Somehow, Johnson manages to make his perfectly measured meals look appetizing in photos, but apparently he’s fond of blending all these ingredients together into a sort of smoothie or pudding. Sounds efficient, like astronaut food.
He’s turning these recipes and exercise plans into a broader protocol called Blueprint, complete with a website where he sells his own brand of olive oil (a prominent staple of the Blueprint diet) at $60 for two 750ml bottles. He provides a wealth of information on his methodology for free, and recently launched a website that plans to sell an entire product stack beyond olive oil in the near future.

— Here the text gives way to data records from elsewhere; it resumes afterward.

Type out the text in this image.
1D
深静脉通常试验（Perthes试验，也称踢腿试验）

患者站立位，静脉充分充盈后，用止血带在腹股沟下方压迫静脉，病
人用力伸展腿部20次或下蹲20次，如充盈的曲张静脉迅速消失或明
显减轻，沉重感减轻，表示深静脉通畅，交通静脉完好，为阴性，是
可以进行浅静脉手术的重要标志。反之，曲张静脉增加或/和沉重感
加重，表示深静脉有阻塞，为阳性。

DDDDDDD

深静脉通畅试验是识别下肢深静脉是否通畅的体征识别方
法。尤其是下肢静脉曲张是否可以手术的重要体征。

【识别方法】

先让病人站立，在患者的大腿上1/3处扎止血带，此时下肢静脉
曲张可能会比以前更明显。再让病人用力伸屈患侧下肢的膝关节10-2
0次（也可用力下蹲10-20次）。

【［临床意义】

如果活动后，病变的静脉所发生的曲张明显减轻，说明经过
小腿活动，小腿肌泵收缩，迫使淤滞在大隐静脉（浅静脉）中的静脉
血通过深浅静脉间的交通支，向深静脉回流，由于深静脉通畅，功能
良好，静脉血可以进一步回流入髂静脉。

Bryan Johnson believes that his methods help the human body, and he has the data to prove it — it’s like philanthropic entrepreneurship.
Bryan often talks about how he doesn’t trust his own decision making process and has turned over many of the decisions in his life to an algorithm.
Instead of deciding when to eat, sleep, or exercise, Bryan meticulously monitors an array of bio-markers which are tracked by a suite of fitness trackers and high-end medical devices.
This lifestyle is so futuristic it’s effectively alien — attracting an audience of passionate followers and trolls alike.
In the last year, Bryan has been inundated with an ocean of criticism for his eccentric methods; he’s been criticized by everyone from random people on the internet to Elon Musk.
People often describe Bryan’s complexion as vampiric, and he certainly didn’t do himself any favors when he did a controversial multi-generational blood transfusion with his son and father. But he loves to interact with his trolls and seems to revel in the dissenting energy. Not helping the vampire accusations.
Whatever you think about his eccentricities... the results are clear. Bryan Johnson is in absurdly healthy physical shape — and has a taste for discipline usually only exhibited by Olympians (and David Goggins).
Even if the skeptics are proven right, and he’s nothing but a content creator selling snake olive oil and a diet, Bryan Johnson is doing more than pushing the limits of his endurance in the moment — he’s pushing the limits of his body as far into the future as possible.